Eli Lilly will cut 3,500 jobs as drug price pressure takes toll

WASHINGTON (BLOOMBERG) - Eli Lilly plans to cut 8.5 per cent of its workforce and close some facilities as the drugmaker deals with pressure on the price of some of its biggest products.

Some of the 3,500 job cuts will come from early retirements. Lilly also plans to close a research facility in New Jersey, and consolidate some manufacturing operations at its animal health unit. The company had about 41,000 employees as of June.

Diabetes drugs make up three of Lilly's 10 biggest products, and the company has increasingly focused on the disease as other big drugs have lost patent protection. Yet diabetes treatments have faced increasing price pressure, thanks to heated competition.

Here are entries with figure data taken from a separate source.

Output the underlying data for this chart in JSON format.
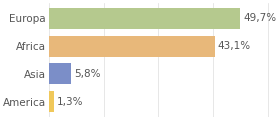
{
  "categories": [
    "Europa",
    "Africa",
    "Asia",
    "America"
  ],
  "values": [
    49.7,
    43.1,
    5.8,
    1.3
  ],
  "labels": [
    "49,7%",
    "43,1%",
    "5,8%",
    "1,3%"
  ],
  "bar_colors": [
    "#b5c98e",
    "#e8b87a",
    "#7b8ec8",
    "#f0c85a"
  ],
  "background_color": "#ffffff",
  "grid_color": "#dddddd",
  "xlim": [
    0,
    58
  ],
  "bar_height": 0.75,
  "label_fontsize": 7.5,
  "category_fontsize": 7.5,
  "label_color": "#555555",
  "grid_ticks": [
    0,
    14.25,
    28.5,
    42.75,
    57.0
  ]
}
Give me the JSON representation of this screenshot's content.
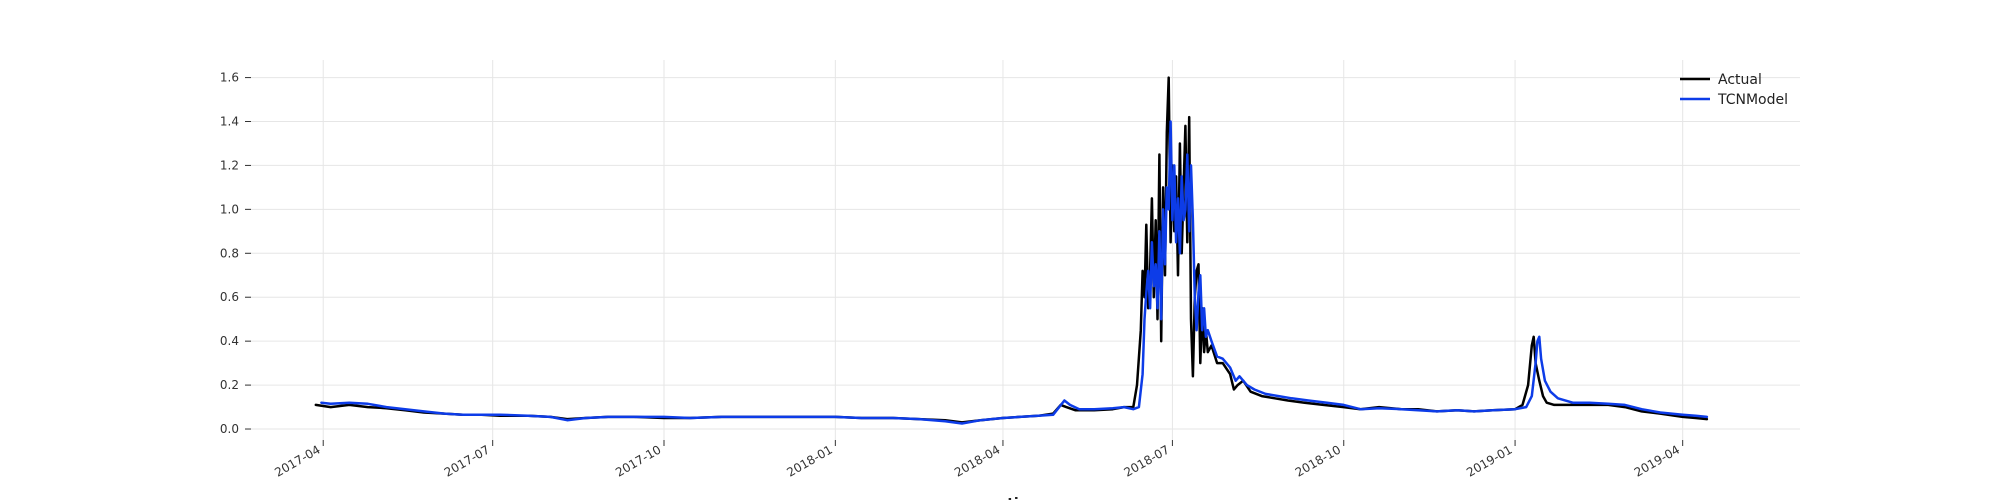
{
  "chart_data": {
    "type": "line",
    "xlabel": "time",
    "ylabel": "",
    "ylim": [
      -0.05,
      1.68
    ],
    "xlim": [
      "2017-02-18",
      "2019-06-03"
    ],
    "y_ticks": [
      0.0,
      0.2,
      0.4,
      0.6,
      0.8,
      1.0,
      1.2,
      1.4,
      1.6
    ],
    "y_tick_labels": [
      "0.0",
      "0.2",
      "0.4",
      "0.6",
      "0.8",
      "1.0",
      "1.2",
      "1.4",
      "1.6"
    ],
    "x_ticks": [
      "2017-04-01",
      "2017-07-01",
      "2017-10-01",
      "2018-01-01",
      "2018-04-01",
      "2018-07-01",
      "2018-10-01",
      "2019-01-01",
      "2019-04-01"
    ],
    "x_tick_labels": [
      "2017-04",
      "2017-07",
      "2017-10",
      "2018-01",
      "2018-04",
      "2018-07",
      "2018-10",
      "2019-01",
      "2019-04"
    ],
    "grid": true,
    "legend_position": "top-right",
    "series": [
      {
        "name": "Actual",
        "color": "#000000",
        "points": [
          [
            "2017-03-28",
            0.11
          ],
          [
            "2017-04-05",
            0.1
          ],
          [
            "2017-04-15",
            0.11
          ],
          [
            "2017-04-25",
            0.1
          ],
          [
            "2017-05-05",
            0.095
          ],
          [
            "2017-05-15",
            0.085
          ],
          [
            "2017-05-25",
            0.075
          ],
          [
            "2017-06-05",
            0.07
          ],
          [
            "2017-06-15",
            0.065
          ],
          [
            "2017-06-25",
            0.065
          ],
          [
            "2017-07-05",
            0.06
          ],
          [
            "2017-07-20",
            0.06
          ],
          [
            "2017-08-01",
            0.055
          ],
          [
            "2017-08-10",
            0.045
          ],
          [
            "2017-08-20",
            0.05
          ],
          [
            "2017-09-01",
            0.055
          ],
          [
            "2017-09-15",
            0.055
          ],
          [
            "2017-10-01",
            0.05
          ],
          [
            "2017-10-15",
            0.05
          ],
          [
            "2017-11-01",
            0.055
          ],
          [
            "2017-11-15",
            0.055
          ],
          [
            "2017-12-01",
            0.055
          ],
          [
            "2017-12-15",
            0.055
          ],
          [
            "2018-01-01",
            0.055
          ],
          [
            "2018-01-15",
            0.05
          ],
          [
            "2018-02-01",
            0.05
          ],
          [
            "2018-02-15",
            0.045
          ],
          [
            "2018-03-01",
            0.04
          ],
          [
            "2018-03-10",
            0.03
          ],
          [
            "2018-03-20",
            0.04
          ],
          [
            "2018-04-01",
            0.05
          ],
          [
            "2018-04-10",
            0.055
          ],
          [
            "2018-04-20",
            0.06
          ],
          [
            "2018-04-28",
            0.07
          ],
          [
            "2018-05-02",
            0.11
          ],
          [
            "2018-05-05",
            0.1
          ],
          [
            "2018-05-10",
            0.085
          ],
          [
            "2018-05-20",
            0.085
          ],
          [
            "2018-05-30",
            0.09
          ],
          [
            "2018-06-05",
            0.1
          ],
          [
            "2018-06-10",
            0.1
          ],
          [
            "2018-06-12",
            0.2
          ],
          [
            "2018-06-14",
            0.45
          ],
          [
            "2018-06-15",
            0.72
          ],
          [
            "2018-06-16",
            0.6
          ],
          [
            "2018-06-17",
            0.93
          ],
          [
            "2018-06-18",
            0.55
          ],
          [
            "2018-06-19",
            0.72
          ],
          [
            "2018-06-20",
            1.05
          ],
          [
            "2018-06-21",
            0.6
          ],
          [
            "2018-06-22",
            0.95
          ],
          [
            "2018-06-23",
            0.5
          ],
          [
            "2018-06-24",
            1.25
          ],
          [
            "2018-06-25",
            0.4
          ],
          [
            "2018-06-26",
            1.1
          ],
          [
            "2018-06-27",
            0.7
          ],
          [
            "2018-06-28",
            1.35
          ],
          [
            "2018-06-29",
            1.6
          ],
          [
            "2018-06-30",
            0.85
          ],
          [
            "2018-07-01",
            1.2
          ],
          [
            "2018-07-02",
            0.9
          ],
          [
            "2018-07-03",
            1.15
          ],
          [
            "2018-07-04",
            0.7
          ],
          [
            "2018-07-05",
            1.3
          ],
          [
            "2018-07-06",
            0.8
          ],
          [
            "2018-07-07",
            1.1
          ],
          [
            "2018-07-08",
            1.38
          ],
          [
            "2018-07-09",
            0.85
          ],
          [
            "2018-07-10",
            1.42
          ],
          [
            "2018-07-11",
            0.5
          ],
          [
            "2018-07-12",
            0.24
          ],
          [
            "2018-07-13",
            0.6
          ],
          [
            "2018-07-14",
            0.72
          ],
          [
            "2018-07-15",
            0.75
          ],
          [
            "2018-07-16",
            0.3
          ],
          [
            "2018-07-17",
            0.55
          ],
          [
            "2018-07-18",
            0.35
          ],
          [
            "2018-07-19",
            0.45
          ],
          [
            "2018-07-20",
            0.35
          ],
          [
            "2018-07-22",
            0.38
          ],
          [
            "2018-07-25",
            0.3
          ],
          [
            "2018-07-28",
            0.3
          ],
          [
            "2018-08-01",
            0.25
          ],
          [
            "2018-08-03",
            0.18
          ],
          [
            "2018-08-05",
            0.2
          ],
          [
            "2018-08-08",
            0.22
          ],
          [
            "2018-08-12",
            0.17
          ],
          [
            "2018-08-18",
            0.15
          ],
          [
            "2018-08-25",
            0.14
          ],
          [
            "2018-09-01",
            0.13
          ],
          [
            "2018-09-10",
            0.12
          ],
          [
            "2018-09-20",
            0.11
          ],
          [
            "2018-10-01",
            0.1
          ],
          [
            "2018-10-10",
            0.09
          ],
          [
            "2018-10-20",
            0.1
          ],
          [
            "2018-11-01",
            0.09
          ],
          [
            "2018-11-10",
            0.09
          ],
          [
            "2018-11-20",
            0.08
          ],
          [
            "2018-12-01",
            0.085
          ],
          [
            "2018-12-10",
            0.08
          ],
          [
            "2018-12-20",
            0.085
          ],
          [
            "2019-01-01",
            0.09
          ],
          [
            "2019-01-05",
            0.11
          ],
          [
            "2019-01-08",
            0.2
          ],
          [
            "2019-01-10",
            0.38
          ],
          [
            "2019-01-11",
            0.42
          ],
          [
            "2019-01-12",
            0.3
          ],
          [
            "2019-01-14",
            0.22
          ],
          [
            "2019-01-16",
            0.15
          ],
          [
            "2019-01-18",
            0.12
          ],
          [
            "2019-01-22",
            0.11
          ],
          [
            "2019-02-01",
            0.11
          ],
          [
            "2019-02-10",
            0.11
          ],
          [
            "2019-02-20",
            0.11
          ],
          [
            "2019-03-01",
            0.1
          ],
          [
            "2019-03-10",
            0.08
          ],
          [
            "2019-03-20",
            0.07
          ],
          [
            "2019-04-01",
            0.055
          ],
          [
            "2019-04-08",
            0.05
          ],
          [
            "2019-04-14",
            0.045
          ]
        ]
      },
      {
        "name": "TCNModel",
        "color": "#0d3ce8",
        "points": [
          [
            "2017-03-31",
            0.12
          ],
          [
            "2017-04-05",
            0.115
          ],
          [
            "2017-04-15",
            0.12
          ],
          [
            "2017-04-25",
            0.115
          ],
          [
            "2017-05-05",
            0.1
          ],
          [
            "2017-05-15",
            0.09
          ],
          [
            "2017-05-25",
            0.08
          ],
          [
            "2017-06-05",
            0.07
          ],
          [
            "2017-06-15",
            0.065
          ],
          [
            "2017-06-25",
            0.065
          ],
          [
            "2017-07-05",
            0.065
          ],
          [
            "2017-07-20",
            0.06
          ],
          [
            "2017-08-01",
            0.055
          ],
          [
            "2017-08-10",
            0.04
          ],
          [
            "2017-08-20",
            0.05
          ],
          [
            "2017-09-01",
            0.055
          ],
          [
            "2017-09-15",
            0.055
          ],
          [
            "2017-10-01",
            0.055
          ],
          [
            "2017-10-15",
            0.05
          ],
          [
            "2017-11-01",
            0.055
          ],
          [
            "2017-11-15",
            0.055
          ],
          [
            "2017-12-01",
            0.055
          ],
          [
            "2017-12-15",
            0.055
          ],
          [
            "2018-01-01",
            0.055
          ],
          [
            "2018-01-15",
            0.05
          ],
          [
            "2018-02-01",
            0.05
          ],
          [
            "2018-02-15",
            0.045
          ],
          [
            "2018-03-01",
            0.035
          ],
          [
            "2018-03-10",
            0.025
          ],
          [
            "2018-03-20",
            0.04
          ],
          [
            "2018-04-01",
            0.05
          ],
          [
            "2018-04-10",
            0.055
          ],
          [
            "2018-04-20",
            0.06
          ],
          [
            "2018-04-28",
            0.065
          ],
          [
            "2018-05-04",
            0.13
          ],
          [
            "2018-05-07",
            0.11
          ],
          [
            "2018-05-12",
            0.09
          ],
          [
            "2018-05-20",
            0.09
          ],
          [
            "2018-05-30",
            0.095
          ],
          [
            "2018-06-05",
            0.1
          ],
          [
            "2018-06-10",
            0.09
          ],
          [
            "2018-06-13",
            0.1
          ],
          [
            "2018-06-15",
            0.25
          ],
          [
            "2018-06-16",
            0.5
          ],
          [
            "2018-06-17",
            0.62
          ],
          [
            "2018-06-18",
            0.72
          ],
          [
            "2018-06-19",
            0.55
          ],
          [
            "2018-06-20",
            0.85
          ],
          [
            "2018-06-21",
            0.65
          ],
          [
            "2018-06-22",
            0.75
          ],
          [
            "2018-06-23",
            0.55
          ],
          [
            "2018-06-24",
            0.9
          ],
          [
            "2018-06-25",
            0.5
          ],
          [
            "2018-06-26",
            1.0
          ],
          [
            "2018-06-27",
            0.75
          ],
          [
            "2018-06-28",
            1.1
          ],
          [
            "2018-06-29",
            1.0
          ],
          [
            "2018-06-30",
            1.4
          ],
          [
            "2018-07-01",
            0.95
          ],
          [
            "2018-07-02",
            1.2
          ],
          [
            "2018-07-03",
            0.85
          ],
          [
            "2018-07-04",
            1.05
          ],
          [
            "2018-07-05",
            0.8
          ],
          [
            "2018-07-06",
            1.15
          ],
          [
            "2018-07-07",
            0.95
          ],
          [
            "2018-07-08",
            1.0
          ],
          [
            "2018-07-09",
            1.25
          ],
          [
            "2018-07-10",
            0.9
          ],
          [
            "2018-07-11",
            1.2
          ],
          [
            "2018-07-12",
            0.95
          ],
          [
            "2018-07-13",
            0.6
          ],
          [
            "2018-07-14",
            0.45
          ],
          [
            "2018-07-15",
            0.62
          ],
          [
            "2018-07-16",
            0.7
          ],
          [
            "2018-07-17",
            0.45
          ],
          [
            "2018-07-18",
            0.55
          ],
          [
            "2018-07-19",
            0.42
          ],
          [
            "2018-07-20",
            0.45
          ],
          [
            "2018-07-22",
            0.4
          ],
          [
            "2018-07-25",
            0.33
          ],
          [
            "2018-07-28",
            0.32
          ],
          [
            "2018-08-01",
            0.28
          ],
          [
            "2018-08-04",
            0.22
          ],
          [
            "2018-08-06",
            0.24
          ],
          [
            "2018-08-10",
            0.2
          ],
          [
            "2018-08-14",
            0.18
          ],
          [
            "2018-08-20",
            0.16
          ],
          [
            "2018-08-27",
            0.15
          ],
          [
            "2018-09-03",
            0.14
          ],
          [
            "2018-09-12",
            0.13
          ],
          [
            "2018-09-22",
            0.12
          ],
          [
            "2018-10-01",
            0.11
          ],
          [
            "2018-10-10",
            0.09
          ],
          [
            "2018-10-20",
            0.095
          ],
          [
            "2018-11-01",
            0.09
          ],
          [
            "2018-11-10",
            0.085
          ],
          [
            "2018-11-20",
            0.08
          ],
          [
            "2018-12-01",
            0.085
          ],
          [
            "2018-12-10",
            0.08
          ],
          [
            "2018-12-20",
            0.085
          ],
          [
            "2019-01-01",
            0.09
          ],
          [
            "2019-01-07",
            0.1
          ],
          [
            "2019-01-10",
            0.15
          ],
          [
            "2019-01-12",
            0.3
          ],
          [
            "2019-01-13",
            0.4
          ],
          [
            "2019-01-14",
            0.42
          ],
          [
            "2019-01-15",
            0.32
          ],
          [
            "2019-01-17",
            0.22
          ],
          [
            "2019-01-20",
            0.17
          ],
          [
            "2019-01-24",
            0.14
          ],
          [
            "2019-02-01",
            0.12
          ],
          [
            "2019-02-10",
            0.12
          ],
          [
            "2019-02-20",
            0.115
          ],
          [
            "2019-03-01",
            0.11
          ],
          [
            "2019-03-10",
            0.09
          ],
          [
            "2019-03-20",
            0.075
          ],
          [
            "2019-04-01",
            0.065
          ],
          [
            "2019-04-08",
            0.06
          ],
          [
            "2019-04-14",
            0.055
          ]
        ]
      }
    ]
  }
}
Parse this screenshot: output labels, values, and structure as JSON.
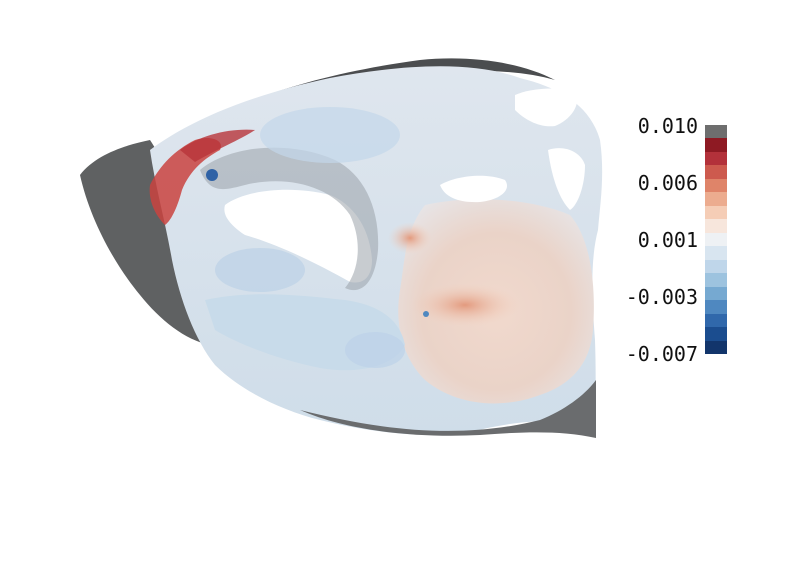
{
  "colorbar": {
    "ticks": [
      "0.010",
      "0.006",
      "0.001",
      "-0.003",
      "-0.007"
    ],
    "colors": [
      "#6e6e6e",
      "#8e1a23",
      "#b3313a",
      "#cd5a4e",
      "#df8469",
      "#ecac8f",
      "#f5cdb6",
      "#f7e6dc",
      "#eef1f4",
      "#d8e5f0",
      "#bfd6ea",
      "#9dc3df",
      "#76a9d1",
      "#4f88c0",
      "#3068ab",
      "#1b4d8f",
      "#12356b"
    ]
  }
}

"That was on the mind as they made these changes," spokesman Mark Taylor said in an interview. The cuts will save about US$500 million (S$675.6 million) annually starting in 2018, and the company will take charges of US$1.2 billion, or 80 cents a share, in the second half of this year. 

About 2,000 of the job cuts will be in the US, and the reductions will let Lilly focus on newer drugs in its pipeline, chief executive officer David Ricks said in a statement.

"To fully realize these opportunities and invest in the next generation of new medicines, we are taking action to streamline our organization and reduce our fixed costs around the world," said Mr Ricks, who took over as CEO in January.

In recent years, Lilly has cut thousands of jobs as some of its biggest drugs have gone off patent. Last year, it eliminated 500 positions following the failure of an experimental Alzheimer's disease drug. It has also trimmed its sales force as some of its biggest drugs have lost patent protection.

Mr Taylor said half of the US$500 million in savings would be invested in R&D. The rest will help help Lilly reach its promise to investors to bring down operating expenses to 50 per cent of revenue or less by 2018.  Lilly shares rose less 0.6 percent to US$81.01 at 10:19 a.m. in New York.